Miembros de la Asociación de Maestros se quejaron de que los padres esperan que la escuela imparta a los chicos todo tipo de entrenamientos básicos, aunque por otro lado no dejan de darle a los hijos permisos para hacerse nuevos looks en el cabello y body piercing o vestir ropas a la última moda.
El problema radica en que los chicos crecen con doble moral, o al menos dos discursos diferentes. Temerosos de sus propios hijos, temerosos de los límites, los padres adornan a sus niños de toda edad como quien adorna al perro cuando lo saca a pasear.

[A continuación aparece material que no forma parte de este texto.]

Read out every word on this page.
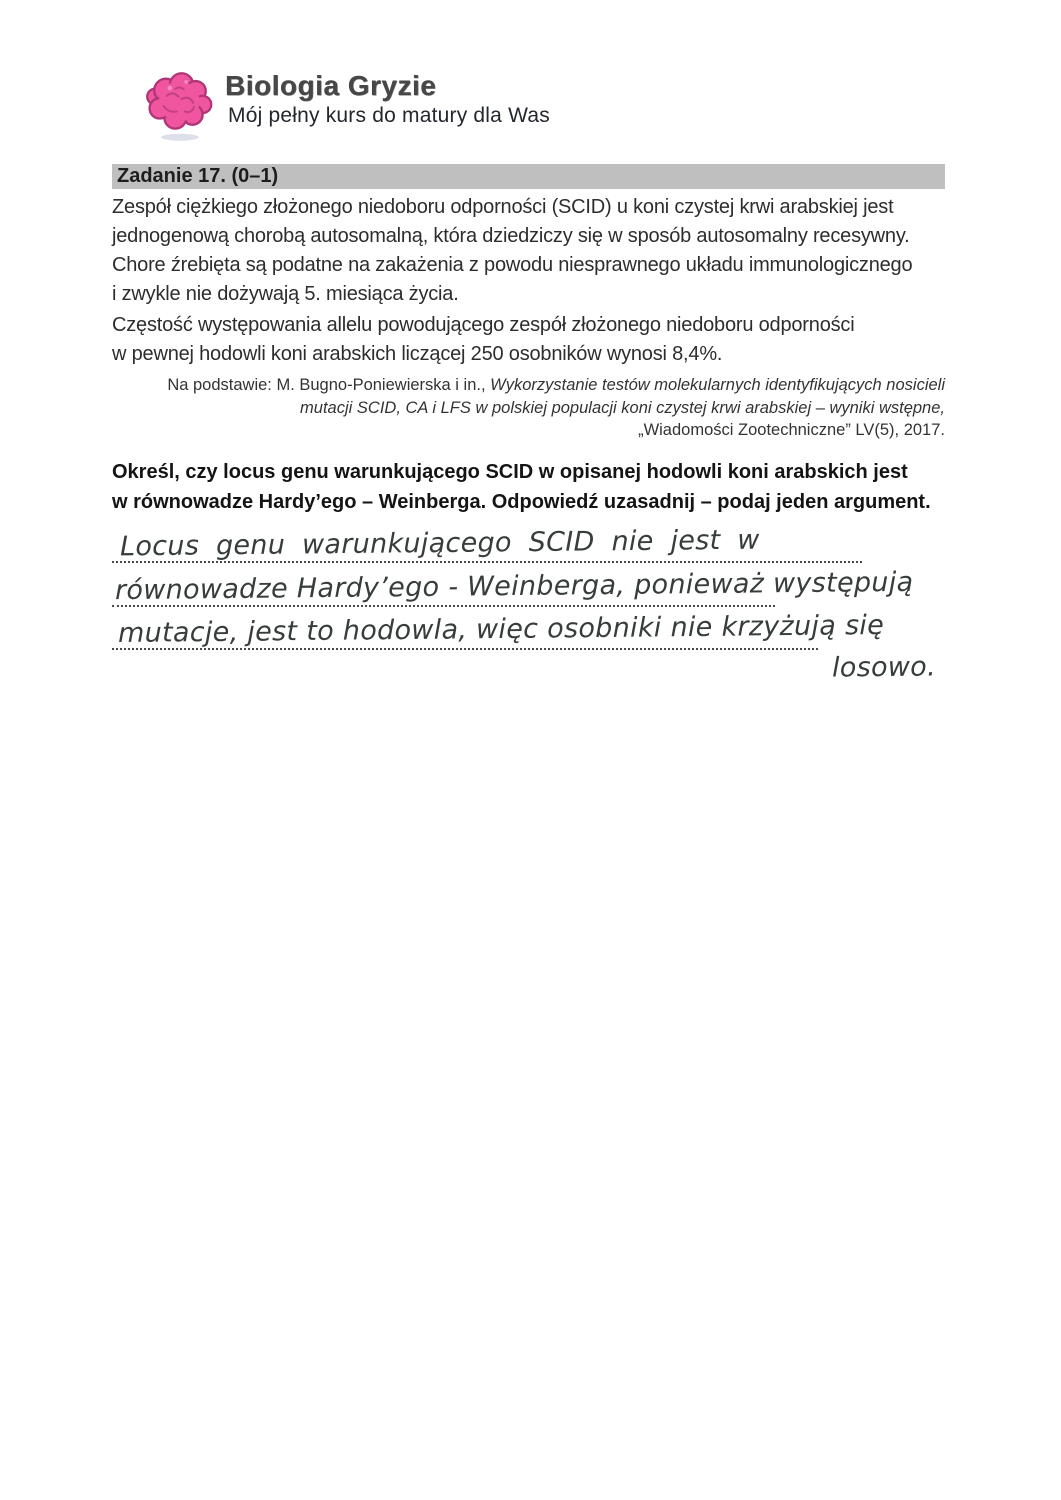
Biologia Gryzie
Mój pełny kurs do matury dla Was
Zadanie 17. (0–1)
Zespół ciężkiego złożonego niedoboru odporności (SCID) u koni czystej krwi arabskiej jest
jednogenową chorobą autosomalną, która dziedziczy się w sposób autosomalny recesywny.
Chore źrebięta są podatne na zakażenia z powodu niesprawnego układu immunologicznego
i zwykle nie dożywają 5. miesiąca życia.
Częstość występowania allelu powodującego zespół złożonego niedoboru odporności
w pewnej hodowli koni arabskich liczącej 250 osobników wynosi 8,4%.
Na podstawie: M. Bugno-Poniewierska i in., Wykorzystanie testów molekularnych identyfikujących nosicieli
mutacji SCID, CA i LFS w polskiej populacji koni czystej krwi arabskiej – wyniki wstępne,
„Wiadomości Zootechniczne” LV(5), 2017.
Określ, czy locus genu warunkującego SCID w opisanej hodowli koni arabskich jest
w równowadze Hardy’ego – Weinberga. Odpowiedź uzasadnij – podaj jeden argument.
Locus genu warunkującego SCID nie jest w
równowadze Hardy’ego - Weinberga, ponieważ występują
mutacje, jest to hodowla, więc osobniki nie krzyżują się
losowo.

Les compran la ropa con el mismo fetichismo con que compran camperitas de su equipo preferido para sus mascotas caninas, afirman los expertos en Educación citados por la prensa británica.
?Modales en la mesa, comidas, requisitos sociales, tests antidóping, consejos sobre sexo y contracepción, son responsabilidad de otro", dijo a la revista "Female First" una maestra. Los padres se han vuelto "más dependientes de la intervención institucional, y no quieren proveer siquiera la educación más básica a sus propios hijos.

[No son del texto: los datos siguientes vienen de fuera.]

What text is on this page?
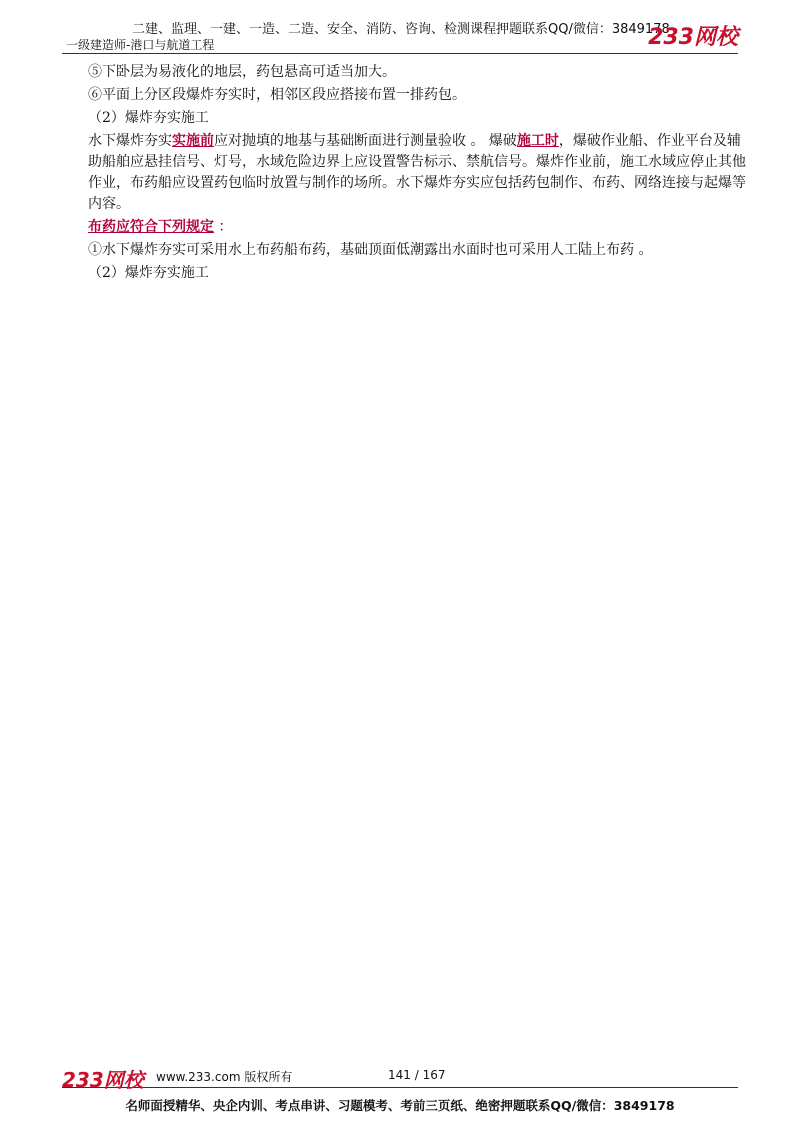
二建、监理、一建、一造、二造、安全、消防、咨询、检测课程押题联系QQ/微信：3849178
一级建造师-港口与航道工程	233网校

⑤下卧层为易液化的地层，药包悬高可适当加大。

⑥平面上分区段爆炸夯实时，相邻区段应搭接布置一排药包。

（2）爆炸夯实施工

水下爆炸夯实实施前应对抛填的地基与基础断面进行测量验收 。 爆破施工时，爆破作业船、作业平台及辅助船舶应悬挂信号、灯号，水域危险边界上应设置警告标示、禁航信号。爆炸作业前，施工水域应停止其他作业，布药船应设置药包临时放置与制作的场所。水下爆炸夯实应包括药包制作、布药、网络连接与起爆等内容。

布药应符合下列规定 ：

①水下爆炸夯实可采用水上布药船布药，基础顶面低潮露出水面时也可采用人工陆上布药 。

（2）爆炸夯实施工

233网校 www.233.com 版权所有	141 / 167
名师面授精华、央企内训、考点串讲、习题模考、考前三页纸、绝密押题联系QQ/微信：3849178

Ellos "quieren tener 'mini adultos' de tres años", denuncia Surman, un maestro que cerró con una conferencia un encuentro anual de la asociación antes mencionada.
Además, se quitan responsabilidades y endilgan a otros la carga porque justamente para ellos los hijos son un peso que interfiere con sus propias vidas. Peor aún, este tipo de padres suele mostrar a sus niños, desde el moisés hasta la graduación, como si fueran objetos de su realización. Son los padres que exigen visitas y regalos para sus recién nacidos, los mismos que a la edad del jardín sacan 320 fotos con cámara digital sólo para enviar por mail a sus amigos, y luego regodearse con su reacción. Para decir "tengo un hijo canchero y soy buen padre".

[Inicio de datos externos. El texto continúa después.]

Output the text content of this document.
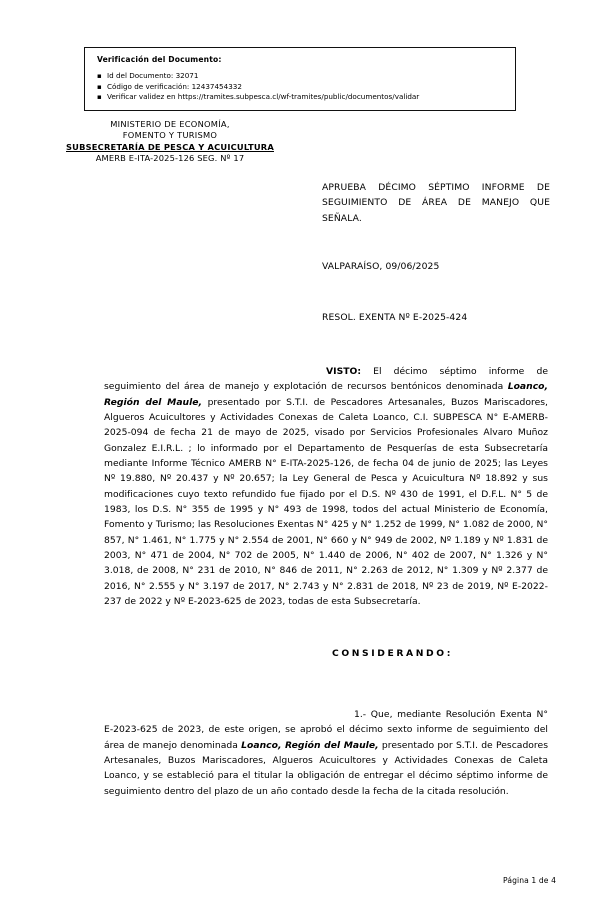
Verificación del Documento:
▪ Id del Documento: 32071
▪ Código de verificación: 12437454332
▪ Verificar validez en https://tramites.subpesca.cl/wf-tramites/public/documentos/validar
MINISTERIO DE ECONOMÍA,
FOMENTO Y TURISMO
SUBSECRETARÍA DE PESCA Y ACUICULTURA
AMERB E-ITA-2025-126 SEG. Nº 17
APRUEBA DÉCIMO SÉPTIMO INFORME DE SEGUIMIENTO DE ÁREA DE MANEJO QUE SEÑALA.
VALPARAÍSO, 09/06/2025
RESOL. EXENTA Nº E-2025-424
VISTO: El décimo séptimo informe de seguimiento del área de manejo y explotación de recursos bentónicos denominada Loanco, Región del Maule, presentado por S.T.I. de Pescadores Artesanales, Buzos Mariscadores, Algueros Acuicultores y Actividades Conexas de Caleta Loanco, C.I. SUBPESCA N° E-AMERB-2025-094 de fecha 21 de mayo de 2025, visado por Servicios Profesionales Alvaro Muñoz Gonzalez E.I.R.L. ; lo informado por el Departamento de Pesquerías de esta Subsecretaría mediante Informe Técnico AMERB N° E-ITA-2025-126, de fecha 04 de junio de 2025; las Leyes Nº 19.880, Nº 20.437 y Nº 20.657; la Ley General de Pesca y Acuicultura Nº 18.892 y sus modificaciones cuyo texto refundido fue fijado por el D.S. Nº 430 de 1991, el D.F.L. N° 5 de 1983, los D.S. N° 355 de 1995 y N° 493 de 1998, todos del actual Ministerio de Economía, Fomento y Turismo; las Resoluciones Exentas N° 425 y N° 1.252 de 1999, N° 1.082 de 2000, N° 857, N° 1.461, N° 1.775 y N° 2.554 de 2001, N° 660 y N° 949 de 2002, Nº 1.189 y Nº 1.831 de 2003, N° 471 de 2004, N° 702 de 2005, N° 1.440 de 2006, N° 402 de 2007, N° 1.326 y N° 3.018, de 2008, N° 231 de 2010, N° 846 de 2011, N° 2.263 de 2012, N° 1.309 y Nº 2.377 de 2016, N° 2.555 y N° 3.197 de 2017, N° 2.743 y N° 2.831 de 2018, Nº 23 de 2019, Nº E-2022-237 de 2022 y Nº E-2023-625 de 2023, todas de esta Subsecretaría.
CONSIDERANDO:
1.- Que, mediante Resolución Exenta N° E-2023-625 de 2023, de este origen, se aprobó el décimo sexto informe de seguimiento del área de manejo denominada Loanco, Región del Maule, presentado por S.T.I. de Pescadores Artesanales, Buzos Mariscadores, Algueros Acuicultores y Actividades Conexas de Caleta Loanco, y se estableció para el titular la obligación de entregar el décimo séptimo informe de seguimiento dentro del plazo de un año contado desde la fecha de la citada resolución.
Página 1 de 4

Son los que les dan los gustos todos, porque total en la escuela les enseñan "lo otro". Los padres de la imagen, que permiten tatuajes, aros en el cuerpo, ropa sólo de marca y demás fetiches de la infancia y la adolescencia. Pensando en el adorno, la caracterización, de lo que en realidad es un ser humano que necesita crecer con modales, con valores, con justa conciencia del bien, del mal y de lo superfluo.
El diario indio New Kerala recoge un cable de UK News, en el que los vínculos entre padres e hijos rozan una peligrosa nueva veta en la posmodernidad.